Chicken Tonight? Maybe Not …

Back in the mists of time, I ran a potato company that was part of a somewhat larger food group. (I should stress this was not Mars, where I spent the first part of my career.) This fairly small operation was associated with a farmers’ co-operative and we packed potatoes in bags for many supermarket chains, produced other formats such as trays of baking potatoes, as well as supplying bulk potatoes to crisp manufacturers and the like.

That firm has long since disappeared, so I can now admit a dirty secret. Our factory manager did occasionally get a lorry load of potatoes returned from a retail customer (let’s call then Marks and Sainsbury), because they found a few green potatoes in the first few bags they checked on our lorry. IT was not a very scientific quality procedure, in all honesty.

So, what did we do? It was stupid really to reject or throw away 20 tonnes of potatoes based on a few bags, so we re-packed the lorries, with the pallets and bags moved around a bit, and sent it back to the customer. We might take off a pallet if it looked particularly dodgy, and as a last resort, we would have to open the bags and re-pack the potatoes to get a new “best before” date on the bags.

All harmless, if not very ethical, given we are talking potatoes. But if we are talking similar actions in the context of raw chicken, it really is quite worrying to say the least.

Accusations of re-packing and misleading best-before dates were made last week  in the undercover investigation into the 2 Sisters Food Group,  the UK’s largest chicken processing firm, by the Guardian newspaper and ITV.  The firm is accused of putting incorrect best-before dates on products, unhygienic practices and “fiddling” slaughter dates to extend shelf life.

It’s enough to make you a vegetarian really. But yet again, it raises questions of quality control and provenance in our food supply chains.
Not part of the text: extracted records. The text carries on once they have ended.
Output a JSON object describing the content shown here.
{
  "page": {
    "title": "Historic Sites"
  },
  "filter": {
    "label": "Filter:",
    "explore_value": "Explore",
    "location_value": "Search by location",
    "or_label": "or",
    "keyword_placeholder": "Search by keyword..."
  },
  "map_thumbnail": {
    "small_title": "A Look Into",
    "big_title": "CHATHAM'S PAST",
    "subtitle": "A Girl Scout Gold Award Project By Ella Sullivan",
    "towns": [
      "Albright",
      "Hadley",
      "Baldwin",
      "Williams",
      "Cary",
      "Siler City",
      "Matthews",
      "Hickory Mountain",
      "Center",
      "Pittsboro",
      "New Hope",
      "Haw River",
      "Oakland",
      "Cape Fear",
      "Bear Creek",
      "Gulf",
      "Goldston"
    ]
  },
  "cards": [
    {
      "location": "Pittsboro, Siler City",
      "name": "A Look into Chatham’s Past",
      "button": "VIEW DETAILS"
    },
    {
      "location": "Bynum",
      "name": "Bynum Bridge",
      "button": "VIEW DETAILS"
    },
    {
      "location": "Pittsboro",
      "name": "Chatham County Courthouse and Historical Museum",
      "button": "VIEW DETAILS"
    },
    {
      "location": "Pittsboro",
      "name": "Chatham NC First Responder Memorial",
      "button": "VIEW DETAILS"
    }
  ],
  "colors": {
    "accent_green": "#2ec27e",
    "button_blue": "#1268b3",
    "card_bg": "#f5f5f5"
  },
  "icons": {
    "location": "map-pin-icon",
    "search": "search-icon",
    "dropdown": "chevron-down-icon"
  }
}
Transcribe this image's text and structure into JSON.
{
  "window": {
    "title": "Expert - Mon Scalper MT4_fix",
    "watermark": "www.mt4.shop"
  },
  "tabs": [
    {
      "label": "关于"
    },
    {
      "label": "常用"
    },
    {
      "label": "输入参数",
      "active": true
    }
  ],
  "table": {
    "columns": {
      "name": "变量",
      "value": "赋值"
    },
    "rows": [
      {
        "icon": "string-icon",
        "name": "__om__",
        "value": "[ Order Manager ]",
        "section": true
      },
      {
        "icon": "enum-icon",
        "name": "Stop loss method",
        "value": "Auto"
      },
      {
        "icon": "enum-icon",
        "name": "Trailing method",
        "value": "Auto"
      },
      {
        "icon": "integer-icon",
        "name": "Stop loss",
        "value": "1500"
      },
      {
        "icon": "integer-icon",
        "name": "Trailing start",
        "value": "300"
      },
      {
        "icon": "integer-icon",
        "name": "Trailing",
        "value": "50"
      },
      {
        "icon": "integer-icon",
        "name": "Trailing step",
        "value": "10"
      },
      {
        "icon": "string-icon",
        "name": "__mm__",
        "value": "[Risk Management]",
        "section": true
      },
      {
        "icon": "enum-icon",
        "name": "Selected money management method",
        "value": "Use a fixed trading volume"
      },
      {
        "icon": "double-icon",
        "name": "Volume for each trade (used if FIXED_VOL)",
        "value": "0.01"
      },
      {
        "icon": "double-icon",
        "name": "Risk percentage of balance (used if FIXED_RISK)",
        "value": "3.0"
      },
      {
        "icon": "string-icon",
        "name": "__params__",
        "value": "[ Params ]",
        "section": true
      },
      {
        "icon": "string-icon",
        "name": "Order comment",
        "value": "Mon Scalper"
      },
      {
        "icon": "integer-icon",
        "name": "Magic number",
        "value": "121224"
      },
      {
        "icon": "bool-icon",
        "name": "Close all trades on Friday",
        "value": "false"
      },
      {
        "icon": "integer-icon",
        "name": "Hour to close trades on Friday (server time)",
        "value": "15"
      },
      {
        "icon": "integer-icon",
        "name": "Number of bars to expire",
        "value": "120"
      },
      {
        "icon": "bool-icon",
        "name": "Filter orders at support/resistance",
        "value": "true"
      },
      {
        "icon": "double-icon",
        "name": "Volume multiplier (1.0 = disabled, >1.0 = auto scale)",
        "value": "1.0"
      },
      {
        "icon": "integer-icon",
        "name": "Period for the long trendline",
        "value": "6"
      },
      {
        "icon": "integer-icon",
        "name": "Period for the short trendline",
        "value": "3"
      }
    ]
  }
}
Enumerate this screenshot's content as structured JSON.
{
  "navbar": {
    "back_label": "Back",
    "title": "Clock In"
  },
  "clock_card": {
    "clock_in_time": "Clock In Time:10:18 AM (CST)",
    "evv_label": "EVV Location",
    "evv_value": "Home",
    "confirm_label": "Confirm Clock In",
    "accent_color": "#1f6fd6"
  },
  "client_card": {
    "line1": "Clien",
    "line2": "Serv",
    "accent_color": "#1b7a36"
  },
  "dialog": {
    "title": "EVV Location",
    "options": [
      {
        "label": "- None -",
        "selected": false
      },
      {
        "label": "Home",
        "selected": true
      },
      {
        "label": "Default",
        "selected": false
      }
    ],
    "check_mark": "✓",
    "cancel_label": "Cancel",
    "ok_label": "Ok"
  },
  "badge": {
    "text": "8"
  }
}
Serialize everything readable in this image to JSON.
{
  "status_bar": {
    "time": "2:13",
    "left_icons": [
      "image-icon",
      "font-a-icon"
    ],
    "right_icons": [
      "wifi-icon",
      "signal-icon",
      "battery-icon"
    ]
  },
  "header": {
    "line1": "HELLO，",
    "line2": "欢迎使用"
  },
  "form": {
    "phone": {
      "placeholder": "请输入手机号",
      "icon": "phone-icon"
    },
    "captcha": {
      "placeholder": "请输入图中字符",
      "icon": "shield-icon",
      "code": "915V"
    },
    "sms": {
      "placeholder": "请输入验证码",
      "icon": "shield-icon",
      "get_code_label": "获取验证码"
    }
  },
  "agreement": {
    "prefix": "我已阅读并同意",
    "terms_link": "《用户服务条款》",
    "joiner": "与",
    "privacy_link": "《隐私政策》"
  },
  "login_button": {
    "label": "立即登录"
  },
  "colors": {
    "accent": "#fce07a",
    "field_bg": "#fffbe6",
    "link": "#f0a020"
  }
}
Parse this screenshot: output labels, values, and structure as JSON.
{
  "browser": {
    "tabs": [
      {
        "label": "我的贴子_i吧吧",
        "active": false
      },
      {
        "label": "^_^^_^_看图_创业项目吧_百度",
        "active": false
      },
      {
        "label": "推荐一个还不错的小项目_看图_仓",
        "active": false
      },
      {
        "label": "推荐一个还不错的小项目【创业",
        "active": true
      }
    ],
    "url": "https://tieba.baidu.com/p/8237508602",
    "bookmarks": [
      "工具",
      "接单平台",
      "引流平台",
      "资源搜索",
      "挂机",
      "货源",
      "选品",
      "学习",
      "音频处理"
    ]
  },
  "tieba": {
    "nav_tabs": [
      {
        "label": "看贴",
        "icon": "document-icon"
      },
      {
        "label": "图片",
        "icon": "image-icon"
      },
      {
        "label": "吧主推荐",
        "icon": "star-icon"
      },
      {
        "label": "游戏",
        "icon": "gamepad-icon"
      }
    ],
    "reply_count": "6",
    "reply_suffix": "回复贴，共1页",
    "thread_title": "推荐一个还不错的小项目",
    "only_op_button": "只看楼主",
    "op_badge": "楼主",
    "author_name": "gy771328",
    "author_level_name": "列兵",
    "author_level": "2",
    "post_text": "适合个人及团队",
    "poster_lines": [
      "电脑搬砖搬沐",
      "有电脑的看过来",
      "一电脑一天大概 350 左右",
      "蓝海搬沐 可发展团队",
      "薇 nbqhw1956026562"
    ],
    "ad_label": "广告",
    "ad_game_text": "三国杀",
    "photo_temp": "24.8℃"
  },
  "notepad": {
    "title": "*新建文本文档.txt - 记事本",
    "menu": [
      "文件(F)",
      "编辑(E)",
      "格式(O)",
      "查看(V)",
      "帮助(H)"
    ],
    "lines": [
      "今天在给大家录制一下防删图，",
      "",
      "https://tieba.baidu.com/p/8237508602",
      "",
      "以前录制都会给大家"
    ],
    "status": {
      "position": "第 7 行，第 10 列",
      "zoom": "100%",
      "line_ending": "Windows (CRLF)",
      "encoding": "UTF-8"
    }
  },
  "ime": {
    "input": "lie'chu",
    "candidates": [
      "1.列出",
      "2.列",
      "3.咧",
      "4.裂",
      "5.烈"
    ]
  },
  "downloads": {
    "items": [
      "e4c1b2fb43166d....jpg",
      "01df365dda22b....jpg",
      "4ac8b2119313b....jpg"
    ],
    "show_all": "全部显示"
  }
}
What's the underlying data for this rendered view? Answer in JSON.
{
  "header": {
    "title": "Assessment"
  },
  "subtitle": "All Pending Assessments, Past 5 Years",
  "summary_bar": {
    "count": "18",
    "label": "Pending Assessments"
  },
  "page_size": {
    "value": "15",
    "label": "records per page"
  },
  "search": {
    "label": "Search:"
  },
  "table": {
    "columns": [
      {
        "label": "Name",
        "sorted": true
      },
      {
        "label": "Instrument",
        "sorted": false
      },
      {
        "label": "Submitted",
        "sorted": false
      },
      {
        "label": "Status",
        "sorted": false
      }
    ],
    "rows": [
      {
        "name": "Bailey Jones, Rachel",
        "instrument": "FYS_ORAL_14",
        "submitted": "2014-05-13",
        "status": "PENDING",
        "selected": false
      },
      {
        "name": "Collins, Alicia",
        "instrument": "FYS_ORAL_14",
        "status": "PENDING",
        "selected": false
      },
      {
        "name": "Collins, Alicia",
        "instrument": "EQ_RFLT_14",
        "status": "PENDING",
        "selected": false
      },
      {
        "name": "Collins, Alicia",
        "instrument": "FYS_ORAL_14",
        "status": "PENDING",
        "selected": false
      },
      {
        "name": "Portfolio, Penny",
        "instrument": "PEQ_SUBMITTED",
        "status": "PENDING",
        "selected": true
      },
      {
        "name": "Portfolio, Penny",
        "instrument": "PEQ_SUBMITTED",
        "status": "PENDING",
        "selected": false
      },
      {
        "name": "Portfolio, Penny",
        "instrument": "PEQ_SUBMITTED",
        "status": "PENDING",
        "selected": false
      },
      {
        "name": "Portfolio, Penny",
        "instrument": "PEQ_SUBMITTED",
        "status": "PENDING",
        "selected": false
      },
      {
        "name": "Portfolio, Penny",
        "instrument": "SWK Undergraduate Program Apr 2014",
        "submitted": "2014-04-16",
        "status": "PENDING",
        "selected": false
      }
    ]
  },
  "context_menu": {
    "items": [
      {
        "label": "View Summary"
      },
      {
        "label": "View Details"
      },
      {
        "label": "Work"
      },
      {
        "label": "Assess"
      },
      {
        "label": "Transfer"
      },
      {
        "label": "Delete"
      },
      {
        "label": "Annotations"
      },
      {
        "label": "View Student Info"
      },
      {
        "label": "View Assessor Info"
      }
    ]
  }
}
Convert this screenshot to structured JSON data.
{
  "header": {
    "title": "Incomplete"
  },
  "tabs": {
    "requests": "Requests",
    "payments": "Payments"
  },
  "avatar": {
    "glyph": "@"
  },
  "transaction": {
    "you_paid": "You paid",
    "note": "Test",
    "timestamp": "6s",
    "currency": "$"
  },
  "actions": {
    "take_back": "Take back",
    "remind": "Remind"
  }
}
And the report found that chicken drumsticks allegedly rejected by Lidl were repacked for Tesco, branded as “Tesco Willow Farm chicken”.  In a statement Schillings, 2 Sisters’s legal advisers, told the Guardian: “2SFG meets the raw materials specifications for the Willow Farms brand.”

But now, the UK’s biggest retailer has removed the claim that Willow Farm chicken is “reared exclusively for Tesco” from its website - well, that’s reassuring, isn’t it. But in case we had any doubts, we can see quite clearly what the brand value really is for “Willow Farm”. Basically, this is a nonsense made-up farm name for cheap meat, designed to try and communicate some spurious sense of provenance to the consumer.

I know from experience of the food industry that inspections, even if they are random, are not the answer to assurance of supplier quality. But it would be interesting to know what the supermarkets were doing to check this supplier. From what we have read, there seems to have been a regular regime of inspection, but it clearly has not stopped these issues occurring.

There is also the nagging feeling that again, our obsession with driving down price in many market sectors seems to lead inevitably to this sort of behaviour. Chicken is now the ubiquitous cheap meat; so should we blame the retail buying profession – and their bosses – for putting such pressure on suppliers that corners will inevitably be cut? Or is it our fault as consumers for demanding ever lower prices?